With 18 points in a 98-87 win over Wofford Wednesday night, the senior guard from Canton surpassed Jamont Gordon for ninth all-time, now sitting at 1,564 career points. He is only 38 points behind Barry Stewart in eighth.
What made his performance against the Terriers (9-4) different was the 14 free throws. He went 14-for-15 from the free throw line while shooting just 2-for-10 from the field and 0-for-5 from 3-point range.
MSU coach Ben Howland thought his performance was a testament to toughness.
“I think he’s been to the line, 41, 45 times going into tonight and he got 15 tonight, I love that,” Howland said, actually underplaying it: Weatherspoon only had 37 free throw attempts entering Wednesday. “Great players get to the line. To get there 36 times and make 78 percent of them was big for us.”
At a certain point, it became Weatherspoon’s mission to get to the free throw line more than get a shot up.
“The coaching staff brought it to my attention, telling me they were in foul trouble,” he said. “I tried to take advantage of it and get to the line, that’s what I did.”
Weatherspoon also climbed up the school record books in steals. His one steal gave him 162 for his career, moving him from a tie for seventh with Timmy Bowers to a tie for sixth with Barry Stewart.
Holman is back
MSU’s lone senior in the front court, Aric Holman, has become known for his consistency. He is the type of player that MSU (10-1) can set in stone for a certain level of statistical performance on any given night in points, rebounds and often blocks.

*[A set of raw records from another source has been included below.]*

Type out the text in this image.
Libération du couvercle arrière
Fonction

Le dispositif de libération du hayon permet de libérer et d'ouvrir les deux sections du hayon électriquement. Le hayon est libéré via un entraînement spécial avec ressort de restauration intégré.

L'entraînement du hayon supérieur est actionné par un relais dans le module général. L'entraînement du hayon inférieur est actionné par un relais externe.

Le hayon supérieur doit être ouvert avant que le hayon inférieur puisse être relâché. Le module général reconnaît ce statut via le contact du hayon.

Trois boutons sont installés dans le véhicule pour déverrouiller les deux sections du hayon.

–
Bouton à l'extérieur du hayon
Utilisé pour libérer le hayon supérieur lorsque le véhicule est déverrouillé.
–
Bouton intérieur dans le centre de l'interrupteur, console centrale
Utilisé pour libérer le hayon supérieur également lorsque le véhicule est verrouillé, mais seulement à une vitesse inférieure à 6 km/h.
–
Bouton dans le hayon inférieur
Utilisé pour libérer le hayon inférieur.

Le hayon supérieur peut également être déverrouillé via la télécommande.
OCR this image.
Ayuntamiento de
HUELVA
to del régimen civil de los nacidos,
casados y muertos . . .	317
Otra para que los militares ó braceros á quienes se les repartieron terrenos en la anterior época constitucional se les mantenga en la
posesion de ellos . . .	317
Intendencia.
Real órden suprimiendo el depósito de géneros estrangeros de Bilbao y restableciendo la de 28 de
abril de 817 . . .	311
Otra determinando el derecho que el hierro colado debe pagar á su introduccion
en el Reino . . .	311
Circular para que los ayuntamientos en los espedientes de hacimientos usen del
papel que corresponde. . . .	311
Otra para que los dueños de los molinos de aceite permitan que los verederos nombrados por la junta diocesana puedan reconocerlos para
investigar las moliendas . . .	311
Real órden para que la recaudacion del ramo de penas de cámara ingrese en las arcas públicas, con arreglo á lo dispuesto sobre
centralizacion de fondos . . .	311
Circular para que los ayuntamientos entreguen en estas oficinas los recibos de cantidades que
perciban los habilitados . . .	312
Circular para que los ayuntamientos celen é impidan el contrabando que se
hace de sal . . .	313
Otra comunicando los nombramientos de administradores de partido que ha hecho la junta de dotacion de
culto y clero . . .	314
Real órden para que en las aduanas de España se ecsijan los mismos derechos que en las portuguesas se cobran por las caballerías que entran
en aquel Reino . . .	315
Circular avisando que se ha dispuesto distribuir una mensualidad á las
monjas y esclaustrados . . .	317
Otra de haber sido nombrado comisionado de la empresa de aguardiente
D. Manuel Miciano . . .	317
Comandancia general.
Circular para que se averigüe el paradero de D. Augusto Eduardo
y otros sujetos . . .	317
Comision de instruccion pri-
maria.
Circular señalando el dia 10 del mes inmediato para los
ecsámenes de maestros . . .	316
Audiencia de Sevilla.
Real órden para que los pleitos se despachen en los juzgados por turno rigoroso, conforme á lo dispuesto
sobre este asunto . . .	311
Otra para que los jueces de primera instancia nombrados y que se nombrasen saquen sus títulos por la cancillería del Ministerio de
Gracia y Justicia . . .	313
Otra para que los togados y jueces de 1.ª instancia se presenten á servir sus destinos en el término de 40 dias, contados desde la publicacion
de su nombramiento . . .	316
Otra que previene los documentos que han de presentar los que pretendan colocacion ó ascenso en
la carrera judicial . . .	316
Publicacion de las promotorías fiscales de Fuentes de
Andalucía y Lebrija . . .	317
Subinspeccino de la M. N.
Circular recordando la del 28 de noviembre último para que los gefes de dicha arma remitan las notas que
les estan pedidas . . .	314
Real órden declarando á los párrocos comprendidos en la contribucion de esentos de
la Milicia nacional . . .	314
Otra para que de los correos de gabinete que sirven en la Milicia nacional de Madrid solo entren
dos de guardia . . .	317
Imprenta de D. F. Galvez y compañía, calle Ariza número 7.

A recent stretch proved to be the anomaly. Entering Wednesday, he had scored double-digit points just once in the last six games. That came to an emphatic end with 19 points against Wofford on 6-for-7 shooting.
“I played my role,” Holman said. “When it comes to needing another scorer, that’s when I step up. It was a big thing for those guys to play defense on their best offensive players, so I felt like I had to step up my role on the offensive end.”
Holman also contributed eight rebounds and four blocks. The four blocks gave him 170 for his career, still good for fifth all-time in school history but now 13 behind fourth-place Kalpatrick Wells.
Last second shot
The shot clock went dark with MSU up nine and fewer than 20 seconds left. A quality win was already in the Bulldogs’ grasp, yet Howland thinks the new system in college basketball demands teams to go for more.
The NCAA Evaluation Tool (NET) is a new metric the NCAA is using to replace Ratings Percentage Index (RPI) in its NCAA tournament selection process, and one of its factors is scoring margin.
The caveat to the scoring margin metric is it caps the margin for each game at 10 points; for example, whether a team wins a game by 11 points or 25, it receives credit for winning the game by 10 points. It is designed to discourage blowouts just in hopes of boosting the season scoring margin.
The flip side is teams are encouraged to do everything they can to reach that 10-point margin, as MSU did. Weatherspoon hurriedly fired a 3-pointer and missed, just for Reggie Perry to rebound it and score it in time for the crucial 10th and 11th point of victory margin.
“I apologized to the coach right away, but I was yelling at (Quinndary), I’ve explained to him, we have to win by 10,” Howland said. “He had an open layup and he’s pulling it out. I don’t like it, but when they look at the numbers, we want to make sure we’ve done everything we can to impress the committee.”